Making stolen goods harder to sell on is a key part of making theft less attractive to thieves. The Home Office is therefore supporting the police in exploring what more can be done to tackle the markets for stolen goods. The first phase of this work has involved the Home Office working with the police, retailers, trade associations, insurers and others to understand better the buying and selling journey for a range of goods. This phase of the work is now complete, and will inform police decisions on next steps, which include: establishing whether there is a need to strengthen identity and due diligence checks undertaken by the police, traders or members of the public; raising awareness of how traders and the public can further protect themselves from inadvertently buying and selling stolen goods; and whether these are actions that need to be driven locally by individual Chief Constables and Police and Crime Commissioners, or nationally.

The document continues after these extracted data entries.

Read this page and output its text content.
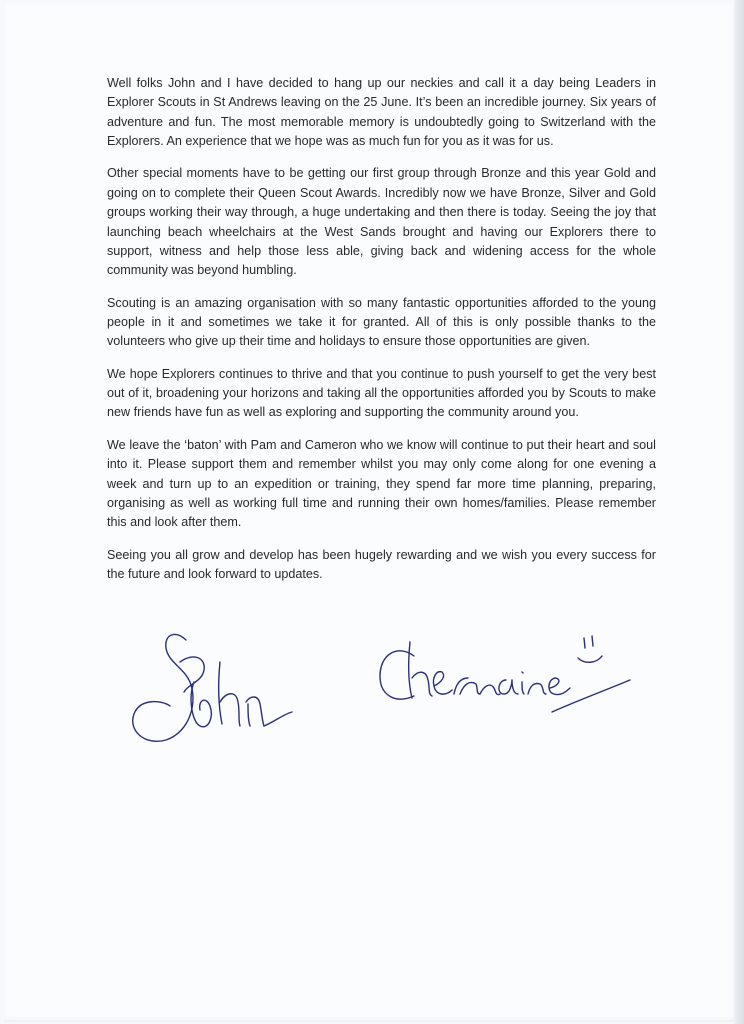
Well folks John and I have decided to hang up our neckies and call it a day being Leaders in Explorer Scouts in St Andrews leaving on the 25 June. It’s been an incredible journey. Six years of adventure and fun. The most memorable memory is undoubtedly going to Switzerland with the Explorers. An experience that we hope was as much fun for you as it was for us.

Other special moments have to be getting our first group through Bronze and this year Gold and going on to complete their Queen Scout Awards. Incredibly now we have Bronze, Silver and Gold groups working their way through, a huge undertaking and then there is today. Seeing the joy that launching beach wheelchairs at the West Sands brought and having our Explorers there to support, witness and help those less able, giving back and widening access for the whole community was beyond humbling.

Scouting is an amazing organisation with so many fantastic opportunities afforded to the young people in it and sometimes we take it for granted. All of this is only possible thanks to the volunteers who give up their time and holidays to ensure those opportunities are given.

We hope Explorers continues to thrive and that you continue to push yourself to get the very best out of it, broadening your horizons and taking all the opportunities afforded you by Scouts to make new friends have fun as well as exploring and supporting the community around you.

We leave the ‘baton’ with Pam and Cameron who we know will continue to put their heart and soul into it. Please support them and remember whilst you may only come along for one evening a week and turn up to an expedition or training, they spend far more time planning, preparing, organising as well as working full time and running their own homes/families. Please remember this and look after them.

Seeing you all grow and develop has been hugely rewarding and we wish you every success for the future and look forward to updates.
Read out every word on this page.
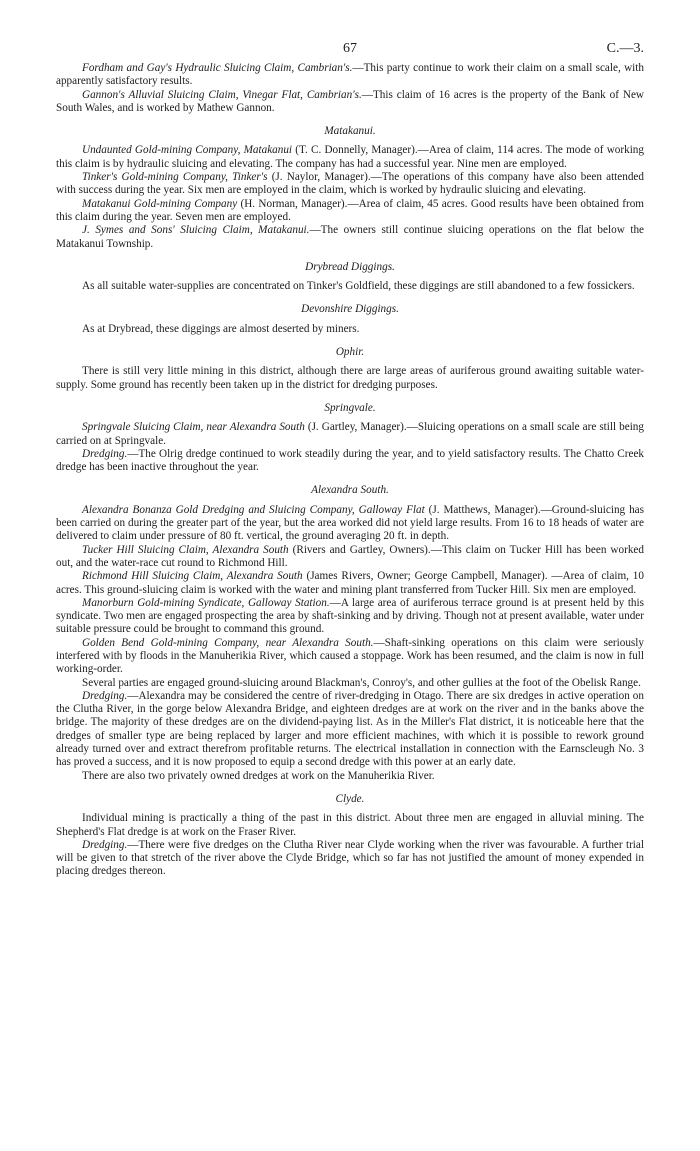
67	C.—3.

Fordham and Gay's Hydraulic Sluicing Claim, Cambrian's.—This party continue to work their claim on a small scale, with apparently satisfactory results.

Gannon's Alluvial Sluicing Claim, Vinegar Flat, Cambrian's.—This claim of 16 acres is the property of the Bank of New South Wales, and is worked by Mathew Gannon.

Matakanui.

Undaunted Gold-mining Company, Matakanui (T. C. Donnelly, Manager).—Area of claim, 114 acres. The mode of working this claim is by hydraulic sluicing and elevating. The company has had a successful year. Nine men are employed.

Tinker's Gold-mining Company, Tinker's (J. Naylor, Manager).—The operations of this company have also been attended with success during the year. Six men are employed in the claim, which is worked by hydraulic sluicing and elevating.

Matakanui Gold-mining Company (H. Norman, Manager).—Area of claim, 45 acres. Good results have been obtained from this claim during the year. Seven men are employed.

J. Symes and Sons' Sluicing Claim, Matakanui.—The owners still continue sluicing operations on the flat below the Matakanui Township.

Drybread Diggings.

As all suitable water-supplies are concentrated on Tinker's Goldfield, these diggings are still abandoned to a few fossickers.

Devonshire Diggings.

As at Drybread, these diggings are almost deserted by miners.

Ophir.

There is still very little mining in this district, although there are large areas of auriferous ground awaiting suitable water-supply. Some ground has recently been taken up in the district for dredging purposes.

Springvale.

Springvale Sluicing Claim, near Alexandra South (J. Gartley, Manager).—Sluicing operations on a small scale are still being carried on at Springvale.

Dredging.—The Olrig dredge continued to work steadily during the year, and to yield satisfactory results. The Chatto Creek dredge has been inactive throughout the year.

Alexandra South.

Alexandra Bonanza Gold Dredging and Sluicing Company, Galloway Flat (J. Matthews, Manager).—Ground-sluicing has been carried on during the greater part of the year, but the area worked did not yield large results. From 16 to 18 heads of water are delivered to claim under pressure of 80 ft. vertical, the ground averaging 20 ft. in depth.

Tucker Hill Sluicing Claim, Alexandra South (Rivers and Gartley, Owners).—This claim on Tucker Hill has been worked out, and the water-race cut round to Richmond Hill.

Richmond Hill Sluicing Claim, Alexandra South (James Rivers, Owner; George Campbell, Manager). —Area of claim, 10 acres. This ground-sluicing claim is worked with the water and mining plant transferred from Tucker Hill. Six men are employed.

Manorburn Gold-mining Syndicate, Galloway Station.—A large area of auriferous terrace ground is at present held by this syndicate. Two men are engaged prospecting the area by shaft-sinking and by driving. Though not at present available, water under suitable pressure could be brought to command this ground.

Golden Bend Gold-mining Company, near Alexandra South.—Shaft-sinking operations on this claim were seriously interfered with by floods in the Manuherikia River, which caused a stoppage. Work has been resumed, and the claim is now in full working-order.

Several parties are engaged ground-sluicing around Blackman's, Conroy's, and other gullies at the foot of the Obelisk Range.

Dredging.—Alexandra may be considered the centre of river-dredging in Otago. There are six dredges in active operation on the Clutha River, in the gorge below Alexandra Bridge, and eighteen dredges are at work on the river and in the banks above the bridge. The majority of these dredges are on the dividend-paying list. As in the Miller's Flat district, it is noticeable here that the dredges of smaller type are being replaced by larger and more efficient machines, with which it is possible to rework ground already turned over and extract therefrom profitable returns. The electrical installation in connection with the Earnscleugh No. 3 has proved a success, and it is now proposed to equip a second dredge with this power at an early date.

There are also two privately owned dredges at work on the Manuherikia River.

Clyde.

Individual mining is practically a thing of the past in this district. About three men are engaged in alluvial mining. The Shepherd's Flat dredge is at work on the Fraser River.

Dredging.—There were five dredges on the Clutha River near Clyde working when the river was favourable. A further trial will be given to that stretch of the river above the Clyde Bridge, which so far has not justified the amount of money expended in placing dredges thereon.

This work will build on current police activity, which includes working with key partners such as product manufacturers, security companies and representatives from the insurance industry to make goods ‘harder to steal, harder to sell’; and encouraging the public to mark and register their property. Indeed, police forces have funded the provision of over half a million property marking kits to households across England and Wales, which has helped to bring those who steal or handle stolen property to be brought to justice. Details of some of these property marking schemes can be found on police force websites, or by contacting the police locally.

The Government will consider the evidence on what more needs to be done to prevent van theft. The Government supported a multi-agency approach to tackle crimes that involve the use of motorcycles, mopeds or scooters, commonly referred to as ‘moped crime’. Moped crime is a complex issue, with several underlying drivers, and we were determined to ensure that everything was being done to support police efforts to tackle this threat. We therefore brought the police, industry and others together to see what more could be done to prevent offending and keep the public safe. As announced by the Minister of State for Policing and the Fire Service on 16 October, the Government will be taking a similar multi-agency approach to see what more can be done to take real, effective and preventive action to tackle thefts of all vehicles across the country.